Access Point Onboarding Scenario

Deployment Sequences - IAP connected to access switch

A branch deployment that involves small network setup including IAP/wireless access points, access switch, and external radius-server ClearPass.
Instant Access Point (IAP) connected to switch triggers mac-auth.
If mac-auth is successful:
- IAP is on-boarded with mac-auth role.
- When 802.1x is initiated:
  - If 802.1x is initiated successfully, remove mac-auth role and apply 802.1x role.
  - If 802.1x initiation fails, the device must stay with mac-auth until it triggers to reauthenticate.
- IAP can be connected to external server ClearPass for authentication of all wireless clients that connected with existing user-role support. With the existing user-role support, the clients must go through authentication even at switch level after IAP.
- The enhanced attribute port-mode is configured and all wireless clients VLANs are tagged as a part of mac-auth role with tagged-vid-list.
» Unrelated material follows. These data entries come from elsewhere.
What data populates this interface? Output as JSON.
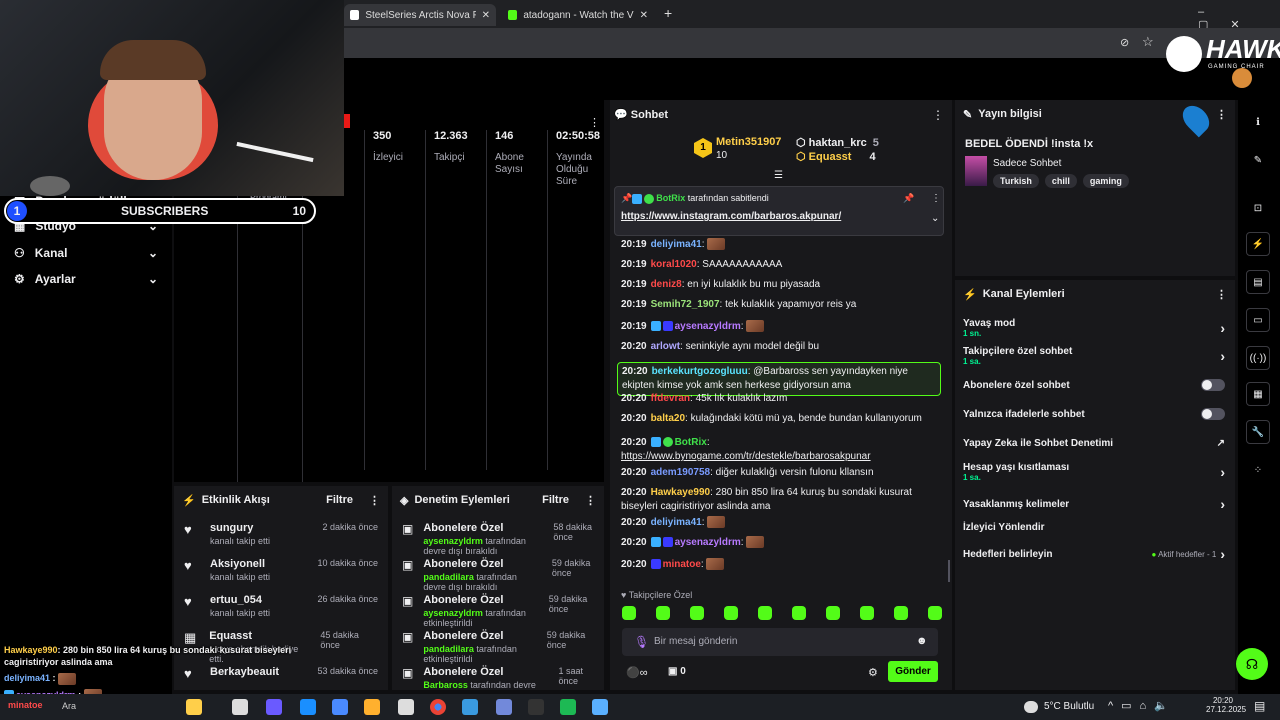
{
  "browser": {
    "tabs": [
      {
        "label": "SteelSeries Arctis Nova Pro X W"
      },
      {
        "label": "atadogann - Watch the VOD on"
      }
    ]
  },
  "logo": {
    "brand": "HAWK",
    "tagline": "GAMING CHAIR"
  },
  "overlay": {
    "sub_count_left": "1",
    "sub_label": "SUBSCRIBERS",
    "sub_count_right": "10"
  },
  "nav": {
    "items": [
      {
        "label": "Droplar ve ödüller"
      },
      {
        "label": "Stüdyo"
      },
      {
        "label": "Kanal"
      },
      {
        "label": "Ayarlar"
      }
    ],
    "behind_label": "Programı"
  },
  "stats": [
    {
      "value": "350",
      "label": "İzleyici"
    },
    {
      "value": "12.363",
      "label": "Takipçi"
    },
    {
      "value": "146",
      "label": "Abone Sayısı"
    },
    {
      "value": "02:50:58",
      "label": "Yayında Olduğu Süre"
    }
  ],
  "activity": {
    "title": "Etkinlik Akışı",
    "filter": "Filtre",
    "items": [
      {
        "name": "sungury",
        "action": "kanalı takip etti",
        "time": "2 dakika önce"
      },
      {
        "name": "Aksiyonell",
        "action": "kanalı takip etti",
        "time": "10 dakika önce"
      },
      {
        "name": "ertuu_054",
        "action": "kanalı takip etti",
        "time": "26 dakika önce"
      },
      {
        "name": "Equasst",
        "action": "...cıya abonelik hediye etti.",
        "time": "45 dakika önce"
      },
      {
        "name": "Berkaybeauit",
        "action": "",
        "time": "53 dakika önce"
      }
    ]
  },
  "moderation": {
    "title": "Denetim Eylemleri",
    "filter": "Filtre",
    "items": [
      {
        "title": "Abonelere Özel",
        "user": "aysenazyldrm",
        "rest": " tarafından devre dışı bırakıldı",
        "time": "58 dakika önce"
      },
      {
        "title": "Abonelere Özel",
        "user": "pandadilara",
        "rest": " tarafından devre dışı bırakıldı",
        "time": "59 dakika önce"
      },
      {
        "title": "Abonelere Özel",
        "user": "aysenazyldrm",
        "rest": " tarafından etkinleştirildi",
        "time": "59 dakika önce"
      },
      {
        "title": "Abonelere Özel",
        "user": "pandadilara",
        "rest": " tarafından etkinleştirildi",
        "time": "59 dakika önce"
      },
      {
        "title": "Abonelere Özel",
        "user": "Barbaross",
        "rest": " tarafından devre dışı bırakıldı",
        "time": "1 saat önce"
      }
    ]
  },
  "chat": {
    "title": "Sohbet",
    "leaders": [
      {
        "rank": "1",
        "name": "Metin351907",
        "count": "10"
      },
      {
        "name": "haktan_krc",
        "count": "5"
      },
      {
        "name": "Equasst",
        "count": "4"
      }
    ],
    "pinned": {
      "by": "BotRix",
      "by_suffix": "tarafından sabitlendi",
      "link": "https://www.instagram.com/barbaros.akpunar/"
    },
    "messages": [
      {
        "time": "20:19",
        "user": "deliyima41",
        "color": "#7ab3ff",
        "text": ""
      },
      {
        "time": "20:19",
        "user": "koral1020",
        "color": "#ff4a4a",
        "text": "SAAAAAAAAAAA"
      },
      {
        "time": "20:19",
        "user": "deniz8",
        "color": "#ff4a4a",
        "text": "en iyi kulaklık bu mu piyasada"
      },
      {
        "time": "20:19",
        "user": "Semih72_1907",
        "color": "#9be37a",
        "text": "tek kulaklık yapamıyor reis ya"
      },
      {
        "time": "20:19",
        "user": "aysenazyldrm",
        "color": "#b77aff",
        "text": ""
      },
      {
        "time": "20:20",
        "user": "arlowt",
        "color": "#b0a8ff",
        "text": "seninkiyle aynı model değil bu"
      },
      {
        "time": "20:20",
        "user": "berkekurtgozogluuu",
        "color": "#5ae3ff",
        "text": "@Barbaross sen yayındayken niye ekipten kimse yok amk sen herkese gidiyorsun ama"
      },
      {
        "time": "20:20",
        "user": "ffdevran",
        "color": "#ff4a4a",
        "text": "45k lık kulaklık lazım"
      },
      {
        "time": "20:20",
        "user": "balta20",
        "color": "#ffcf4a",
        "text": "kulağındaki kötü mü ya, bende bundan kullanıyorum"
      },
      {
        "time": "20:20",
        "user": "BotRix",
        "color": "#3fe04a",
        "text": "https://www.bynogame.com/tr/destekle/barbarosakpunar"
      },
      {
        "time": "20:20",
        "user": "adem190758",
        "color": "#7a9bff",
        "text": "diğer kulaklığı versin fulonu kllansın"
      },
      {
        "time": "20:20",
        "user": "Hawkaye990",
        "color": "#ffcf4a",
        "text": "280 bin 850 lira 64 kuruş bu sondaki kusurat biseyleri cagiristiriyor aslinda ama"
      },
      {
        "time": "20:20",
        "user": "deliyima41",
        "color": "#7ab3ff",
        "text": ""
      },
      {
        "time": "20:20",
        "user": "aysenazyldrm",
        "color": "#b77aff",
        "text": ""
      },
      {
        "time": "20:20",
        "user": "minatoe",
        "color": "#ff4a4a",
        "text": ""
      }
    ],
    "followers_only": "Takipçilere Özel",
    "input_placeholder": "Bir mesaj gönderin",
    "points": "0",
    "send": "Gönder"
  },
  "stream_info": {
    "title": "Yayın bilgisi",
    "stream_title": "BEDEL ÖDENDİ !insta !x",
    "category": "Sadece Sohbet",
    "tags": [
      "Turkish",
      "chill",
      "gaming"
    ]
  },
  "channel_actions": {
    "title": "Kanal Eylemleri",
    "items": [
      {
        "label": "Yavaş mod",
        "sub": "1 sn."
      },
      {
        "label": "Takipçilere özel sohbet",
        "sub": "1 sa."
      },
      {
        "label": "Abonelere özel sohbet",
        "sub": ""
      },
      {
        "label": "Yalnızca ifadelerle sohbet",
        "sub": ""
      },
      {
        "label": "Yapay Zeka ile Sohbet Denetimi",
        "sub": ""
      },
      {
        "label": "Hesap yaşı kısıtlaması",
        "sub": "1 sa."
      },
      {
        "label": "Yasaklanmış kelimeler",
        "sub": ""
      },
      {
        "label": "İzleyici Yönlendir",
        "sub": ""
      },
      {
        "label": "Hedefleri belirleyin",
        "sub": ""
      }
    ],
    "goals_status": "Aktif hedefler - 1"
  },
  "overlay_chat": [
    {
      "user": "Hawkaye990",
      "text": ": 280 bin 850 lira 64 kuruş bu sondaki kusurat biseyleri cagiristiriyor aslinda ama"
    },
    {
      "user": "deliyima41",
      "text": ":"
    },
    {
      "user": "aysenazyldrm",
      "text": ":"
    },
    {
      "user": "minatoe",
      "text": ":"
    }
  ],
  "taskbar": {
    "search": "Ara",
    "weather": "5°C  Bulutlu",
    "time": "20:20",
    "date": "27.12.2025"
  }
}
Then device is successfully deployed by opening the connected port to allow all wireless clients behind AP.
- Clients from AP do not require authentication because the attribute port-mode allows all the clients behind the IAP and validates successful communication between the clients.

User roles can be downloaded for clients connected to different ports other than the wireless clients coming through AP with port-mode user-role.
Device-specific poe attributes can be managed centrally from ClearPass. It prevents higher power consumption by allocating the power based on its device class and priority control mechanism.

The device-specific attributes can be supported for only one client per port.
Once the port-mode is applied, all the clients in the port will be de-authenticated.
When applying user-role with PoE allocation by class, the power allocation must be set based on PD class detection and/or LLDP negotiation.